“My uncle’s a missionary.
He saves pretty young women from sin.
He’ll save you a blond for $5 dollars.
Oh see how the money rolls in!”
THE SILENT STRANGER is my favorite of the films in “The Stranger” series, and perhaps my fave of all of the Tony Anthony films that I’ve seen to date. The third of the four “Stranger” outings, it may not be stranger than GET MEAN, but if not, it’s awfully darned close. As in GET MEAN, “The Stranger” (Tony Anthony) finds himself in the middle of warring clans. This time, rather than seemingly having travelled back in time to Spain to battle Barbarians and Moors, he’s in 1884 Japan battling Samurai and - briefly - a few ninja.
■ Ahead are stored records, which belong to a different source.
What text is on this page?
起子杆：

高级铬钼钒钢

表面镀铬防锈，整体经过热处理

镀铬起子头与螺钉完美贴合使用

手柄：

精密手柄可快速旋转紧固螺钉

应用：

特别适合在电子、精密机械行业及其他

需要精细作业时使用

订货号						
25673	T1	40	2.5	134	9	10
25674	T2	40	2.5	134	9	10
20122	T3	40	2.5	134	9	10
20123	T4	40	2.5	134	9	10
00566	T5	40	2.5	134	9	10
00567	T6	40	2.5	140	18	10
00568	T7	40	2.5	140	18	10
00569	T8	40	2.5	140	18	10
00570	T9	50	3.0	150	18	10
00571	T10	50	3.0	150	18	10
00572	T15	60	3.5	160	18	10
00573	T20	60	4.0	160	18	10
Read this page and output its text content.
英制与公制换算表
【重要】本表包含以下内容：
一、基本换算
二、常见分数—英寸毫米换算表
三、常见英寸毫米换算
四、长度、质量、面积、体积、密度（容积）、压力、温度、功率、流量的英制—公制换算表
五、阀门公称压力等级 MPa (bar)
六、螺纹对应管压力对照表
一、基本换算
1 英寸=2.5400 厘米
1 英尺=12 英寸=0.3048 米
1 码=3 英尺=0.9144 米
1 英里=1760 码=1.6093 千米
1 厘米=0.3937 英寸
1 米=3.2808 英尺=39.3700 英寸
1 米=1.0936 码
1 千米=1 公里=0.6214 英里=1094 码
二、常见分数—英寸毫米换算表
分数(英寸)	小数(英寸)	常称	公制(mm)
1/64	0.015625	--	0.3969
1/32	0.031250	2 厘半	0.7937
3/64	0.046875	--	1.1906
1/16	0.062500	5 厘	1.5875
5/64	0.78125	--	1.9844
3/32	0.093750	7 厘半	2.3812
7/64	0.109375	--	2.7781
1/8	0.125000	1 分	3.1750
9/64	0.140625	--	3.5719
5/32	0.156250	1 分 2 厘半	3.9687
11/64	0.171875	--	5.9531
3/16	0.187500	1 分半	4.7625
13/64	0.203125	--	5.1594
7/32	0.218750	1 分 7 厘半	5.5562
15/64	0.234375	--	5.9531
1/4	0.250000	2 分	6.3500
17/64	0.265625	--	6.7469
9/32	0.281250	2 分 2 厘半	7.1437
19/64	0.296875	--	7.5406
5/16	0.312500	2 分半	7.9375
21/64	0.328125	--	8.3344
In fact, the title I had previously known this film as was THE STRANGER IN JAPAN, though it is now my understanding that it was never officially released with that title. Instead, it was shelved for years (reportedly due to a personal feud between producer Allen Klein and the then-president of MGM) and ultimately released as THE SILENT STRANGER with a rumored 15 minutes removed, and a voiceover reluctantly added by Anthony to fill in the gaps. Sadly, the German dvd version I watched (misleadingly titled DER SCHRECKEN VON KUNG FU) also presented the film in the boxy old school console TV aspect ratio, rather than widescreen (though, as if the toss salt into our wounds, a widescreen trailer is included on the disc as an extra).
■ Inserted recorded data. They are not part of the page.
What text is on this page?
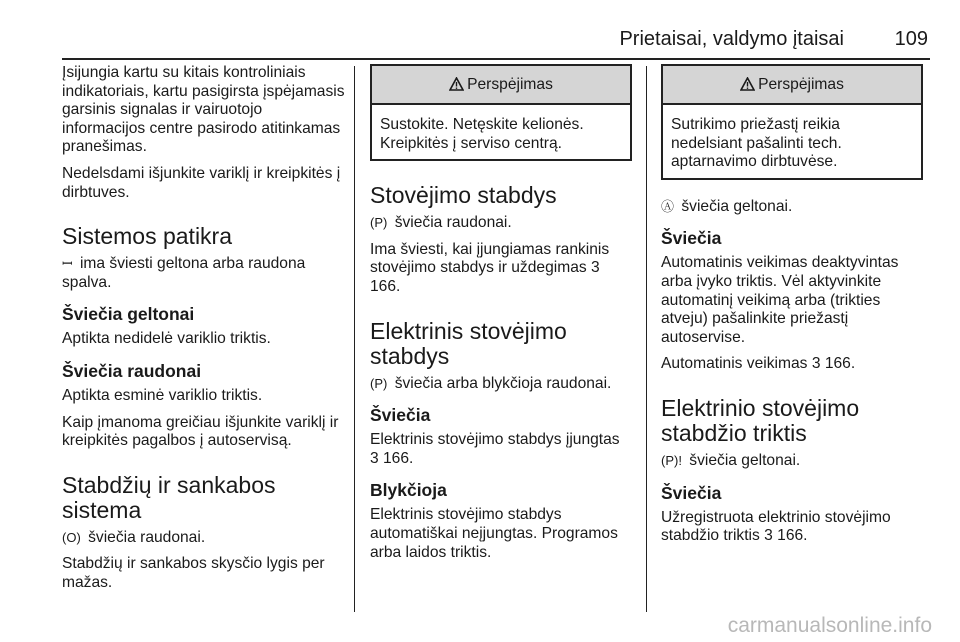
Prietaisai, valdymo įtaisai	109

Įsijungia kartu su kitais kontroliniais indikatoriais, kartu pasigirsta įspėjamasis garsinis signalas ir vairuotojo informacijos centre pasirodo atitinkamas pranešimas.

Nedelsdami išjunkite variklį ir kreipkitės į dirbtuves.

Sistemos patikra

ꟷ ima šviesti geltona arba raudona spalva.

Šviečia geltonai

Aptikta nedidelė variklio triktis.

Šviečia raudonai

Aptikta esminė variklio triktis.

Kaip įmanoma greičiau išjunkite variklį ir kreipkitės pagalbos į autoservisą.

Stabdžių ir sankabos sistema

(O) šviečia raudonai.

Stabdžių ir sankabos skysčio lygis per mažas.

Perspėjimas

Sustokite. Netęskite kelionės. Kreipkitės į serviso centrą.

Stovėjimo stabdys

(P) šviečia raudonai.

Ima šviesti, kai įjungiamas rankinis stovėjimo stabdys ir uždegimas 3 166.

Elektrinis stovėjimo stabdys

(P) šviečia arba blykčioja raudonai.

Šviečia

Elektrinis stovėjimo stabdys įjungtas 3 166.

Blykčioja

Elektrinis stovėjimo stabdys automatiškai neįjungtas. Programos arba laidos triktis.

Perspėjimas

Sutrikimo priežastį reikia nedelsiant pašalinti tech. aptarnavimo dirbtuvėse.

Ⓐ šviečia geltonai.

Šviečia

Automatinis veikimas deaktyvintas arba įvyko triktis. Vėl aktyvinkite automatinį veikimą arba (trikties atveju) pašalinkite priežastį autoservise.

Automatinis veikimas 3 166.

Elektrinio stovėjimo stabdžio triktis

(P)! šviečia geltonai.

Šviečia

Užregistruota elektrinio stovėjimo stabdžio triktis 3 166.

carmanualsonline.info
Still, despite all this, the film remains fascinating. Unlike other Spaghetti Eastern’s I’ve seen, this one plays less like a Western with an Asian gimmick, and more like a Samurai flick with a Cowboy gimmick. And now that I think of it, that might actually make this an easier film for Samurai fans to appreciate than Western fans.
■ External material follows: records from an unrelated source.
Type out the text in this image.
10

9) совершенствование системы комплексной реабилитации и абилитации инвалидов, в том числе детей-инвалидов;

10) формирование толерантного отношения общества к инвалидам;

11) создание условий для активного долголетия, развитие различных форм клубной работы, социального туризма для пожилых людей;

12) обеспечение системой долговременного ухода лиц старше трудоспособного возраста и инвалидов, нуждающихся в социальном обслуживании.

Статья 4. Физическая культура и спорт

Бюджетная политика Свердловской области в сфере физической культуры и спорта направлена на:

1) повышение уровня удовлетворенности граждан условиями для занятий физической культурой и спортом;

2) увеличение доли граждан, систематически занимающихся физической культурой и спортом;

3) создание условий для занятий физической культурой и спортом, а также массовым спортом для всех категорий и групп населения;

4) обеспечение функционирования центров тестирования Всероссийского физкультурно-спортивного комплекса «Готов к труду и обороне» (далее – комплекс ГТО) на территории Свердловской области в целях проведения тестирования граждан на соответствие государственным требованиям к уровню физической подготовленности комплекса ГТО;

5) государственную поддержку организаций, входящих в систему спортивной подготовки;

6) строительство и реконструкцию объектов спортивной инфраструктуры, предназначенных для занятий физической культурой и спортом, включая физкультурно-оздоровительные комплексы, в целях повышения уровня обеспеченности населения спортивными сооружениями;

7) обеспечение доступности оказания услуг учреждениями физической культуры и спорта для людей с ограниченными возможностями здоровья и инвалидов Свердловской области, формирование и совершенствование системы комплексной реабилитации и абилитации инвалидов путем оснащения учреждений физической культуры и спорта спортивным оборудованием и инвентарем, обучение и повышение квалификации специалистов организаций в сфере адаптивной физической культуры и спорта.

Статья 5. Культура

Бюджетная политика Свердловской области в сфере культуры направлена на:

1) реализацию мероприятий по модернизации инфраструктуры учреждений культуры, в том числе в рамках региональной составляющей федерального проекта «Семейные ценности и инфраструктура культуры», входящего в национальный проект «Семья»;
The movie opens with The Stranger running through the snow in the Klondike calling out for “Pussy! Pussy! Pussy!” Of course, “Pussy” is his horse’s name. He then stumbles on a cabin where he finds a Japanese man being stripped nearly naked by three hombres. With the exception of Anthony, and a character played by the reliable Lloyd Battista, you will see no further Caucasian faces in this film. Nor will you hear much more English, as the setting quickly changes to Japan where THE BULK OF THE FILM IS COMPRISED OF UNSUBTITLED JAPANESE. You see, The Stranger truly is a stranger here. He understands nothing of what he hears and little of what he observes. He only understands that he needs to get paid for the errand he has undertaken, and that without a common language, nobody can fully be trusted. Beyond that, he also understands that the three young women who attack him with knives inside a steam-filled bathhouse, do not mean him well. Nor does the grotesque dwarf with the hardened face who literally sits in the lap of a brutal warlord.
Stelvio Cipriani provides the score, as he did for THE STRANGER RETURNS and BLINDMAN, but here his score is darker, dissonant, disjointed and even avant-garde at times. During one sequence, the music is accented by a scissoring sound not unlike the sharpening of knives. The only other music in the film I can recall, is the dirty little ditty sung by The Stranger that I placed at the top of this review.